Typically, an amputee would have to visit their NHS centre multiple times during recovery to refit their liner. The technique proposed by the research team is expected to reduce the time spent using NHS resources by providing the patient with a series of custom liners sized according to the growth of the residual limb. 

prosthetic leg and team

L-R: Dr Elena Seminati, John Roberts, Matt Young and Dr Vimal Dhokia

With this process in development, the team hopes to expand their new techniques outside the university walls.

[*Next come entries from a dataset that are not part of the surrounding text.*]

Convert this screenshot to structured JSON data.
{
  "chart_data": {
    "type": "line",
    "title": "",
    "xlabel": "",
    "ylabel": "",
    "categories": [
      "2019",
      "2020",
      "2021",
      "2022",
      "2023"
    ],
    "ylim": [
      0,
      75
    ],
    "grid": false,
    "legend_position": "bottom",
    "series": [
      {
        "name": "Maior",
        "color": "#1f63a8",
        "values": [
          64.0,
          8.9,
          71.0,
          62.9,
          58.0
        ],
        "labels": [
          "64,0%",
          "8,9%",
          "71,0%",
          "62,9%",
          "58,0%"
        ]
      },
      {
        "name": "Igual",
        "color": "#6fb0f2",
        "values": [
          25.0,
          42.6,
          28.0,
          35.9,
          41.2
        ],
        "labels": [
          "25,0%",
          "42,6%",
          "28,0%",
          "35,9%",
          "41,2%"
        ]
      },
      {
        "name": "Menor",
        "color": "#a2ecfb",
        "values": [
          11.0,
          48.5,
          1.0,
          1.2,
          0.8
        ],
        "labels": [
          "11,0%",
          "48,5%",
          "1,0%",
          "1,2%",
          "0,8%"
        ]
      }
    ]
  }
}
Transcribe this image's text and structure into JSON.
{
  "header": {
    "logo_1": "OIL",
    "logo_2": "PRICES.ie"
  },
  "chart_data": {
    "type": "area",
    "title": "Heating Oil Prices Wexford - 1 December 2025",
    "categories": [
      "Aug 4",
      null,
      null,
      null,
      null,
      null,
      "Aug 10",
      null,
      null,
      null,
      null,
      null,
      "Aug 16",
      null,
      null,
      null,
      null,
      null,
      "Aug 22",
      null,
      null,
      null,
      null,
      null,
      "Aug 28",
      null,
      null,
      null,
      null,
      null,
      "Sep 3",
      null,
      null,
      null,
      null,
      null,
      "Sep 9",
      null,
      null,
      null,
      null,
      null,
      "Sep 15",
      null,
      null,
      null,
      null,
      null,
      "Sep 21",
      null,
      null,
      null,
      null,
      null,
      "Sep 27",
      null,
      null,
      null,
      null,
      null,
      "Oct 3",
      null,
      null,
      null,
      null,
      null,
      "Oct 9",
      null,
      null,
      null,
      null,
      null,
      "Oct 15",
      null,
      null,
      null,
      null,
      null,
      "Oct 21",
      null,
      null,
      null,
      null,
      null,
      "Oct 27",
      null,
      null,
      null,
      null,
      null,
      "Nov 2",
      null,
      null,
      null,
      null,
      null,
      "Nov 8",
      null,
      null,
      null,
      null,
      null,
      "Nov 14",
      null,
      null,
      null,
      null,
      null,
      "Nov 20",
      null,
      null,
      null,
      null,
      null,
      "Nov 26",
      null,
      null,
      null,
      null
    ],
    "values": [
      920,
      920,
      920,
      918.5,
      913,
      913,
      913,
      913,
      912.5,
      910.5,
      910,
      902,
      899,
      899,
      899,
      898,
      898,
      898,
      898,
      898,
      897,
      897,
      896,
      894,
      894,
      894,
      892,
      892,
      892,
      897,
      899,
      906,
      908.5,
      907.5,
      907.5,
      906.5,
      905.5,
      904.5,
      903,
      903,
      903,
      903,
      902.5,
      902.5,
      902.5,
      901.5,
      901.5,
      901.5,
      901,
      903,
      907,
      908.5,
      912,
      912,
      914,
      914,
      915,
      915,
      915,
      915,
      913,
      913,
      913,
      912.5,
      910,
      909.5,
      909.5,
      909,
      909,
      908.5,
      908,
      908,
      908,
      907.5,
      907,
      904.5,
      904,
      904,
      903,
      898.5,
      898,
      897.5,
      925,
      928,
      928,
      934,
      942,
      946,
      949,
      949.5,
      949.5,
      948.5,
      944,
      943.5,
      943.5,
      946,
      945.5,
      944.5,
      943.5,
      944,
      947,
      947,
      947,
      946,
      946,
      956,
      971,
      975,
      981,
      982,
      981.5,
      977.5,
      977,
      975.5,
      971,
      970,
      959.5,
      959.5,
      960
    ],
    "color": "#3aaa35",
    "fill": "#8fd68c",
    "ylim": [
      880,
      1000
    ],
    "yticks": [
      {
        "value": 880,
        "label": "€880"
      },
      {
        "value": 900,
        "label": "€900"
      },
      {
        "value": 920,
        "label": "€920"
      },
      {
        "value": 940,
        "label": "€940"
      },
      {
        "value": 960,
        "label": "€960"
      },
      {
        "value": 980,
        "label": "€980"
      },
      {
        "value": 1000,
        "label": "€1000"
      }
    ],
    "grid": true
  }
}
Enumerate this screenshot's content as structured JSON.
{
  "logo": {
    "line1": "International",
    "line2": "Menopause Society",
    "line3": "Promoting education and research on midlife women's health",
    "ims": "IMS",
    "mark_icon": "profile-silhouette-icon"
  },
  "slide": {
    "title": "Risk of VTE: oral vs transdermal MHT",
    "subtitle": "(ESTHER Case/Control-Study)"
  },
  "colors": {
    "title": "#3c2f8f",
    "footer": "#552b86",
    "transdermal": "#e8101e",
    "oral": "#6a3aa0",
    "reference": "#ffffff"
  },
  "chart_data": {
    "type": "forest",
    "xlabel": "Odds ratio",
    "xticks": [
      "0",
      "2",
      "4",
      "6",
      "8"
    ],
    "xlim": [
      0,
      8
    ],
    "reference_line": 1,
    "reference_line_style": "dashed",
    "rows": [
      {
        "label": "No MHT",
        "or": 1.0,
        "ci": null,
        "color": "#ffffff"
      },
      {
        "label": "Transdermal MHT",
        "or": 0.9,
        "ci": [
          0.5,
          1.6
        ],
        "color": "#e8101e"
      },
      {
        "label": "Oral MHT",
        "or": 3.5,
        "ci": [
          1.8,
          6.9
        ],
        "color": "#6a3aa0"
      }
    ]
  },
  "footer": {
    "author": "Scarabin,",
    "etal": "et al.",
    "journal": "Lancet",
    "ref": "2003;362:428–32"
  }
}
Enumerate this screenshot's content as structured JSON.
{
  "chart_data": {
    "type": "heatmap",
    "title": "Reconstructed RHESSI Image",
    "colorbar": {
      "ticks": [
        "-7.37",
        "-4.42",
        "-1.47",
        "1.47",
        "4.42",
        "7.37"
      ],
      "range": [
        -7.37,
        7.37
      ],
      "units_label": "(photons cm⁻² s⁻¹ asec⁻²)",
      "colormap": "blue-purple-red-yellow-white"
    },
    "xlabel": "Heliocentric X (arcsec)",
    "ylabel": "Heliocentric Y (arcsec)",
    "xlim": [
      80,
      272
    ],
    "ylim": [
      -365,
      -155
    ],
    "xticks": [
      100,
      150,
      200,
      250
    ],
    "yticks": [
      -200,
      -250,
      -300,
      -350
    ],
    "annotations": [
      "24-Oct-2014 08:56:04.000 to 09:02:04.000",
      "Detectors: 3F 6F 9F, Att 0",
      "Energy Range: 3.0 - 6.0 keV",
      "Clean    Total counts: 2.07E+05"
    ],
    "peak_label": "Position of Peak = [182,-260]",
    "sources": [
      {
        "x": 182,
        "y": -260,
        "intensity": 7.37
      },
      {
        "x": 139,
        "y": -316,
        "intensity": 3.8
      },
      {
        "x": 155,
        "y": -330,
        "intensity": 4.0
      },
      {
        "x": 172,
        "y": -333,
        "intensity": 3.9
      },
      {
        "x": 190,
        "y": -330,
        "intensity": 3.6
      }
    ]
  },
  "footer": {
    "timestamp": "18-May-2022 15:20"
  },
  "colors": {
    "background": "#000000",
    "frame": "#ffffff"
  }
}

 “We hope to demonstrate this approach is economically viable for use in the NHS and believe this can reduce the burden and costs on the NHS as well as dramatically improve the quality of life of amputees using prosthetics,” concludes the report. 

In the next few years, medicine and manufacturing on-demand (MOD) like 3D printing will only continue to collaborate, through the use of neural integrations, software improvements and socket technology. The future of MOD is set to expedite the treatment process and simplify the supply chain by producing custom materials accurate to the minute detail. With real-time data, manufacturers can begin building prototypes immediately and have parts sent to the client in the same day. 

In the future, obtaining a custom prosthetic won’t be as arduous or costly; the status quo could develop into patients printing a liner or limb themselves.